Their opponents told the Constitutional Court such changes would undermine Thailand's revered monarchy.

The BBC reports that the court, which had tight security amid fears of mass demonstrations, said a referendum was needed to decide whether the government could go ahead with the proposed changes.

A year ago Pheu Thai won more than half the seats in the general election with Yingluck Shinawatra becoming prime minister.

She is the sister of deposed former Prime Minister Thaksin Shinawatra.

Mr Thaksin was ousted by the military in a September 2006 coup and is now living in self-imposed exile in Dubai.
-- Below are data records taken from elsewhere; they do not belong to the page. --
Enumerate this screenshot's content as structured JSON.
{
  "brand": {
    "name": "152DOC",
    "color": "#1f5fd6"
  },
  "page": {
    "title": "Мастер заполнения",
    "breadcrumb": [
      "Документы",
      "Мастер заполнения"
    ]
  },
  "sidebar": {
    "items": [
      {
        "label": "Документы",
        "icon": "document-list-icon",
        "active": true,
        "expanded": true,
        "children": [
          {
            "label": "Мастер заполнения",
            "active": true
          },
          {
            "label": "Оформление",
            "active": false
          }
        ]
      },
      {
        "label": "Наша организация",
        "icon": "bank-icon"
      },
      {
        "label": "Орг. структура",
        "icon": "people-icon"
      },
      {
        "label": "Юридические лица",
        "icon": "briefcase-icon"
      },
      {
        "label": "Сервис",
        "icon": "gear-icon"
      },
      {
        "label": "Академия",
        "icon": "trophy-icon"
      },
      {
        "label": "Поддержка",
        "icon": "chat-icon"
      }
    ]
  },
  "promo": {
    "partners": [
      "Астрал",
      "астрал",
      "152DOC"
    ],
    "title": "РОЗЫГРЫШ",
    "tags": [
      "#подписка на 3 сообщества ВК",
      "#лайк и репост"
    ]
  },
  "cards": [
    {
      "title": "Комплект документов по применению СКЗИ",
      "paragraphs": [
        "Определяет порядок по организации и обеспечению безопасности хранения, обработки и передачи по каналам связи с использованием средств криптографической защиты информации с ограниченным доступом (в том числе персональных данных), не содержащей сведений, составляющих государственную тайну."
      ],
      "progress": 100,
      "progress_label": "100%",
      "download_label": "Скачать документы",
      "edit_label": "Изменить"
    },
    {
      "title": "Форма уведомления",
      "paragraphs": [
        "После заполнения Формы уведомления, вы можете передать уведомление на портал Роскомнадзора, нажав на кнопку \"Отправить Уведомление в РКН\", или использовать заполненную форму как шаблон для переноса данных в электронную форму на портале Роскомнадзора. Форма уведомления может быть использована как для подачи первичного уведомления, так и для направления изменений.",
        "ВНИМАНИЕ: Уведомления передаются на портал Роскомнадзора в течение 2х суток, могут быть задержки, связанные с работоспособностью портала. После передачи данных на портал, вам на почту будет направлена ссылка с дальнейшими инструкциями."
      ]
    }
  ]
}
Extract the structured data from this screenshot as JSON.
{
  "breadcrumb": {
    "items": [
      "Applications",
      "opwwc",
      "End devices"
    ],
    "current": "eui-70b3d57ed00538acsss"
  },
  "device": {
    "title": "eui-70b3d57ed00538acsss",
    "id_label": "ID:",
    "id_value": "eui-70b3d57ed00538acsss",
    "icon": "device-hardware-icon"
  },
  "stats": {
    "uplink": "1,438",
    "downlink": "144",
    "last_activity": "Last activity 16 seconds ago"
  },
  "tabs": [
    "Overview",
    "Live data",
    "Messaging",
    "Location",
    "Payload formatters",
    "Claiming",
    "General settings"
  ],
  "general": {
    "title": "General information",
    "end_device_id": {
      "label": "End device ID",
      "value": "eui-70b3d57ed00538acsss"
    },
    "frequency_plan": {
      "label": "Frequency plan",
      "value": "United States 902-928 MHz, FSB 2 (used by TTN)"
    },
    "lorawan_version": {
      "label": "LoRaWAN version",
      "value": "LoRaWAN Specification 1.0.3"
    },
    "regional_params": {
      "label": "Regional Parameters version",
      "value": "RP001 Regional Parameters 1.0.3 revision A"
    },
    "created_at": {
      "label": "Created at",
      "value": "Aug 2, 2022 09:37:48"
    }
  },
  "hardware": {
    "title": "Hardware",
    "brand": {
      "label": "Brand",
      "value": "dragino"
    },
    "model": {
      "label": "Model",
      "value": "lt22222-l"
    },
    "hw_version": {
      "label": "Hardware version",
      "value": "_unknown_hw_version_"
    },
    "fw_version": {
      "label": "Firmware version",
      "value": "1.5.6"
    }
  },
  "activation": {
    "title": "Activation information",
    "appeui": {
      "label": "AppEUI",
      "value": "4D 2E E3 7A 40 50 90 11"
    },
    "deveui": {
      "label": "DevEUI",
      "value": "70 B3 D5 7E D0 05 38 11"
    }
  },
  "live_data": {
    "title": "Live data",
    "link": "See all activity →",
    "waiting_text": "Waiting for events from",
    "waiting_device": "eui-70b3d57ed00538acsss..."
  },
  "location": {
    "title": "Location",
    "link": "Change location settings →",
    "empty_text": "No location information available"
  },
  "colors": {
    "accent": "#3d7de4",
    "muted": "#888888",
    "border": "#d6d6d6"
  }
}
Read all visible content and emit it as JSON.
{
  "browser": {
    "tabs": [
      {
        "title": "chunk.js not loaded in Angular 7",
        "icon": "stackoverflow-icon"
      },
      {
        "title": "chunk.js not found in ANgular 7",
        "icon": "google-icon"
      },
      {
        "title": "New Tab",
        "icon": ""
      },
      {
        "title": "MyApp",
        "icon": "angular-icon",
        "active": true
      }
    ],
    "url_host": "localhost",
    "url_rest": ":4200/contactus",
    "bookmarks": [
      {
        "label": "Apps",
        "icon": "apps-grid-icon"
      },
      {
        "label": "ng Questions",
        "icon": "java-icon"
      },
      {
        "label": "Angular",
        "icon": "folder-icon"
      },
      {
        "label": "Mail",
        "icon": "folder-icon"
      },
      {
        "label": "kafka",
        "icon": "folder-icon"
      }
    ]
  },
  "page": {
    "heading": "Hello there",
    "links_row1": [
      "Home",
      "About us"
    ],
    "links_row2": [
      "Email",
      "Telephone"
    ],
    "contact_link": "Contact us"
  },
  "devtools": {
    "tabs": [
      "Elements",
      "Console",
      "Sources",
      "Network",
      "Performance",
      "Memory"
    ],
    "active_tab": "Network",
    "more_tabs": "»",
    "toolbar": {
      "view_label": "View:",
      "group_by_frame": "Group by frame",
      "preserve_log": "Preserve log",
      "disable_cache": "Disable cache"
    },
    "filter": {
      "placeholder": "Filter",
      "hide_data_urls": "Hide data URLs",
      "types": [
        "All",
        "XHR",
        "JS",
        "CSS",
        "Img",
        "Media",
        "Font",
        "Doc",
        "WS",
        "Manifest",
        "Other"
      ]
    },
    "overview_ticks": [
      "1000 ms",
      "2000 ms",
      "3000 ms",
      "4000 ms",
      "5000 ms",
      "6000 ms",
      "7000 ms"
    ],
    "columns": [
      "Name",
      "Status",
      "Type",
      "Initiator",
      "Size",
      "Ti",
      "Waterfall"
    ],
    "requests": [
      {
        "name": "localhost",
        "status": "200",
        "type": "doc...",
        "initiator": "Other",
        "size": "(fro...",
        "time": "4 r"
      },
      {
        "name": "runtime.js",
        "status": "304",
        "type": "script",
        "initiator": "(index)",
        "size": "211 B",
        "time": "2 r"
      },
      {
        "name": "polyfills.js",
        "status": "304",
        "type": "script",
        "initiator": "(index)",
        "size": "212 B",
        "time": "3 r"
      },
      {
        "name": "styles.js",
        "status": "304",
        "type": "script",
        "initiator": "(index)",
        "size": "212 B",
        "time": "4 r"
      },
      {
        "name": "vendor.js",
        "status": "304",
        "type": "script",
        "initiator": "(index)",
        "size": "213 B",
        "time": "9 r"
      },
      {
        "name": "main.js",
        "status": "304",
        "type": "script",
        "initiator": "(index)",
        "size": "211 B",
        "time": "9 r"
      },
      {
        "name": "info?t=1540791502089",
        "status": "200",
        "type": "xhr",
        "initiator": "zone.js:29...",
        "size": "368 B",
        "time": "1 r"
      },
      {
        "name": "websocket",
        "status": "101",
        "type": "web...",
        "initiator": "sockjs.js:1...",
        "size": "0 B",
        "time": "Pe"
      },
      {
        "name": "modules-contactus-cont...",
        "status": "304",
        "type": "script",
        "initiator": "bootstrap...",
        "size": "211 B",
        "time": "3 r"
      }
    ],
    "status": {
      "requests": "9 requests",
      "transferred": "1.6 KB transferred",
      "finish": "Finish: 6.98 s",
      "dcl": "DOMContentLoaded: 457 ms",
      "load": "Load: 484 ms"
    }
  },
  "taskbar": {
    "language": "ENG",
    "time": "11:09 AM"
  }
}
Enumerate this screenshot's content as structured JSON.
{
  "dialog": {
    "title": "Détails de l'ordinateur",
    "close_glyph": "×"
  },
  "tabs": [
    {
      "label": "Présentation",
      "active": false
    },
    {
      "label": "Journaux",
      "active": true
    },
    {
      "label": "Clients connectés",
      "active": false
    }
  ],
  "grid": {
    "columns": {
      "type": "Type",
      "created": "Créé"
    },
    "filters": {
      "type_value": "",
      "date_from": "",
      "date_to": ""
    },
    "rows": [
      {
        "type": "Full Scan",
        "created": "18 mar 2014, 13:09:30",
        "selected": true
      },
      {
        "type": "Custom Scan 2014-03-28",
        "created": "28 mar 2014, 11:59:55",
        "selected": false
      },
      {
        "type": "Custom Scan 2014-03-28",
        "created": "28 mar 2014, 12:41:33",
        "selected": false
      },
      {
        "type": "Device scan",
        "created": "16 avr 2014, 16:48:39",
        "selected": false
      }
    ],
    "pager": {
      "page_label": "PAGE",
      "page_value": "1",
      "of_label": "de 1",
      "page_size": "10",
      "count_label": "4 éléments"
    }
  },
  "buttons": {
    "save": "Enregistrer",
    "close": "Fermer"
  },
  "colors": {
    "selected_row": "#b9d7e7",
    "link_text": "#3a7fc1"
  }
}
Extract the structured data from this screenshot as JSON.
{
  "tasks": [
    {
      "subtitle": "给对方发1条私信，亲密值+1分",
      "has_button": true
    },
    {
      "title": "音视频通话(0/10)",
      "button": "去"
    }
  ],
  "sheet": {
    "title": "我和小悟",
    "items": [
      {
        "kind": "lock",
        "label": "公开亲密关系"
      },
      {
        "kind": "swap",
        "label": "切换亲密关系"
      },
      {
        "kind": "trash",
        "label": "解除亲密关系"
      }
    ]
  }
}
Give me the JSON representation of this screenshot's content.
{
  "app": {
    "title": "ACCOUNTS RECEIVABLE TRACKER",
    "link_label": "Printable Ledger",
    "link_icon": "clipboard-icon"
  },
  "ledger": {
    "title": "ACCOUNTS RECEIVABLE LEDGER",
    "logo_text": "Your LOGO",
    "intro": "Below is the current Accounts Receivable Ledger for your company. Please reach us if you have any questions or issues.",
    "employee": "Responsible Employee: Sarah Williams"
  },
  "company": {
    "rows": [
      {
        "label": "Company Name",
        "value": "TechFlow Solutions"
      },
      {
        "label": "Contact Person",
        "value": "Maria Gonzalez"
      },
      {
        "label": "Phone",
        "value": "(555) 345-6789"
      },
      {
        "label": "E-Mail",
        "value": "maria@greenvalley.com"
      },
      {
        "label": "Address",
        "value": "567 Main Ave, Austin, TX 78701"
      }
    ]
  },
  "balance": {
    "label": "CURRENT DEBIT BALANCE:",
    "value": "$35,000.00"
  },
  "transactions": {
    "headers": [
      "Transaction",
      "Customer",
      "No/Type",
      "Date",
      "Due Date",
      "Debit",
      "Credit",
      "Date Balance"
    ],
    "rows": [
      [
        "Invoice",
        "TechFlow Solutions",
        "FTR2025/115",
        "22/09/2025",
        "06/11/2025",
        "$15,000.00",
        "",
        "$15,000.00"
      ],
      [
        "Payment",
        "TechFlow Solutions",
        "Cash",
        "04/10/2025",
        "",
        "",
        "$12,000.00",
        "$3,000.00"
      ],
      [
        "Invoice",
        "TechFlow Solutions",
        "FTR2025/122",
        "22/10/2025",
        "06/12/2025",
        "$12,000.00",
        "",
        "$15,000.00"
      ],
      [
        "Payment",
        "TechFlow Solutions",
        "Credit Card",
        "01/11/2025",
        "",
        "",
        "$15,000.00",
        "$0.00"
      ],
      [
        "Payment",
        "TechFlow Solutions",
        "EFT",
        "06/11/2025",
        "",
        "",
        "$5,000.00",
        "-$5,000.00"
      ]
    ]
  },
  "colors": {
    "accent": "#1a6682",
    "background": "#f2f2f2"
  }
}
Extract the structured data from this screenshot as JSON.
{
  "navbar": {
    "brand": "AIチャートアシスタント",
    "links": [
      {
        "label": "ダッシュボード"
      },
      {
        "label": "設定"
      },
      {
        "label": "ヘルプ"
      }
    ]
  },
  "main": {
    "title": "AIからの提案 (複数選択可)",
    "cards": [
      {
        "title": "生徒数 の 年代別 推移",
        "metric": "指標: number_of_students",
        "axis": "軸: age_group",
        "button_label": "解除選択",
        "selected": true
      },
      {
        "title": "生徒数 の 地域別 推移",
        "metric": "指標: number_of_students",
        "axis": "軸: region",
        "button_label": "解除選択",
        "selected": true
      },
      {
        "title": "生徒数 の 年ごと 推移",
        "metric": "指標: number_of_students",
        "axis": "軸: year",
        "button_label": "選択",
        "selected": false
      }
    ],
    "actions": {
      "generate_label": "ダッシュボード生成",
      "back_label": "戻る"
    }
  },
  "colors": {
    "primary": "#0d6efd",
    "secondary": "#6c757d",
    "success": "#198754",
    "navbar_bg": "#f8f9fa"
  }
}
Rivalry between his supporters and opponents, known as red shirts and yellow shirts, has been a frequent cause of political unrest in the country.

Health problems for king

Meanwhile, the country's 84-year-old King Bhumibol Adulyadej, the world's longest-reigning monarch, is experiencing health problems including bleeding in the brain.

But an official statement said his heartbeat and blood pressure were now normal.

The king is revered by many of his subjects and his health is of particular concern because he is seen as a unifying figure in a country that has suffered often violent political upheaval in the past seven years.

The king has been in hospital for almost three years but his health has improved in recent months, allowing him to make a trip to the ancient capital of Ayutthaya in May.